第二十三回 散毛司陡起内乱 扶覃煊招惹官司
李道台道:“向国栋有什么理由干涉散毛司事务,他竟敢派兵来强夺司印?”
“道台有所不知。覃煊当土司时,因侵犯乌罗寨一案被革职,心里常怀不满,他前段跑到桑植宣慰司,想借向国栋的兵马夺回司印,重当司主。桑植宣慰司由此才发兵来,企图扶覃煊任职。”李道台沉吟道,“覃煊已被革职,按理散毛司印该由其母田氏护理,而待覃煊有子后则可承袭其司主职。”
“大人,田氏乃一妇道人家,管印视事众所难服,覃煊被革职,一时没有儿子,这司务事理当由我来主持,还请大人多加扶持!事成之后我定当重谢。这里有五百两银子,请大人笑纳。”
覃煊说罢,就将一包银子放在了桌上。
李道台见到银子,眼睛立刻放了光亮。他笑道:“你勿要客气,这案子该如何处置,我自会关照。”
“那就拜托大人了!”覃燔又道,“覃煊母子现不知被桑植司藏匿何处,大人可将这二人拘来,届时再迫其让位即可也。”
“放心,这事我会办好!”李道台说。
过了数日,李道台着人四处探查,先将煊母田氏从乌龙寨强行拘押到案。然后作了审讯。李道台劝煊母道:“老婆子,你儿子覃煊已被革职,你一个妇道人家,掌管司印很不合适,我劝你还是自动让给你侄儿覃燔掌管为好,请你三思。”
“我为什么要让司印给覃燔?他不配做我侄儿,也没资格承袭土司职位。”田氏妇人回道,“我丈夫在世叮嘱过,他死后职位由儿子覃煊袭位,儿子去了,再传孙子,此乃官纲正道。道台大人,你不维护正义,反倒劝我老妇让出司印,不知居心何在?”
“嘿,田老婆子,你这般倔犟有何好处!”李道台恼羞成怒道,“你不让司印,那就等着吃官司吧。到时侯,你的司印照样保不住!”
“吃官司就吃官司,要我让司印,我宁死不让!”田氏妇人一口回绝。
李道台见其态度强硬,亦无可奈何。审讯过后,他回头到房里,把覃燔找来说:“这田氏老婆子蛮得很,要她主动让印,她决不会肯。”
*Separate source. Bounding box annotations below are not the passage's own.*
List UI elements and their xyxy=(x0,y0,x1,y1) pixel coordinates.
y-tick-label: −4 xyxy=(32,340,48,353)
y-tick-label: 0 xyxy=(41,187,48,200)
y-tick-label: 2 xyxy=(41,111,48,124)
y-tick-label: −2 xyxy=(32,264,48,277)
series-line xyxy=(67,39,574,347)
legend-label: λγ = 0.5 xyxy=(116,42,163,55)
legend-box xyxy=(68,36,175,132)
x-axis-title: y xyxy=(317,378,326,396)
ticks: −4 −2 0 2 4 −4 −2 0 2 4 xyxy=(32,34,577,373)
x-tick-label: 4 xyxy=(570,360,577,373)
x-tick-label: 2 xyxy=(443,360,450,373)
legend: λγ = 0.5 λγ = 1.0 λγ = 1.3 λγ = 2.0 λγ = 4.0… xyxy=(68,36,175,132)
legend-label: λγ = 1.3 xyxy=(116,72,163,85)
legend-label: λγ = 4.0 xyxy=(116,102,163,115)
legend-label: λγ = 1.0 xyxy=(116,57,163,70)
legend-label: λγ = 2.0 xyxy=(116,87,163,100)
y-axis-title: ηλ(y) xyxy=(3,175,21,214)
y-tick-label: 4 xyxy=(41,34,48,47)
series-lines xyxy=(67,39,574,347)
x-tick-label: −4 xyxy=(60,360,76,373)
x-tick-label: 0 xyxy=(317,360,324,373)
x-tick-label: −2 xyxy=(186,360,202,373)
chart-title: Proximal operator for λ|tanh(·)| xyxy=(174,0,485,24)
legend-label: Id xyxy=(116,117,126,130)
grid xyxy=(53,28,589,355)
“只有把覃煊抓来,他的性情懦弱,以威压他,或可让官。”覃燔又出谋道。
李道台言听计从。遂又着捕快到桑植宣慰司处,要求向国栋交出覃煊,听侯荆巡道的会审。向国栋来到后院,差人把胡仁贵和覃煊叫来道:“事不妙也,荆巡道着捕快来传覃煊到案听审,你俩看怎么办?”
“此必覃燔之计谋也。”胡贵仁说,“他可能早买通了荆巡道,想提覃煊到案,再强压他让官,我看咱不能中其诡计,自投罗网。为今之计,只在出奔铜仁府去躲藏,以免连累贵司。”
覃煊亦道:“到荆州去,无疑自送死路。到铜仁府去暂避一段也好。主爷为我散毛司事已仁至义尽,在下感激不尽。在此就作告辞了。”
向国栋道:“我无法再留你二位,因为荆巡道催逼很急。如今你俩速去铜仁,我就说覃煊早已离开我处。今后打起官司,我会帮你再申正义。”
“那就多谢了!”覃煊说罢,鞠躬行礼拜了一拜,便和胡仁贵悄悄离开两河口,直向贵州铜仁府奔去了。
向国栋回头到宫内,对荆巡道派来的捕头回话道:“覃煊早两日已离开我处,现不知去了哪里,不信,你们可在我司辖地搜查。”
那位捕头听说覃煊已离开桑植司,只好回荆州作了交差。荆巡道台李会生见拿覃煊不到,认为向国栋从中作梗,乃提笔给制台写了一道呈文,状告向国栋藏匿覃煊,请求制台依法传讯向国栋听审。制台杨总督不暇细思,挥笔批示传向国栋缴司印到藩司受审。向国栋接到督部行文,始知自己已被荆巡道参奏,无端卷进了散毛司的官案。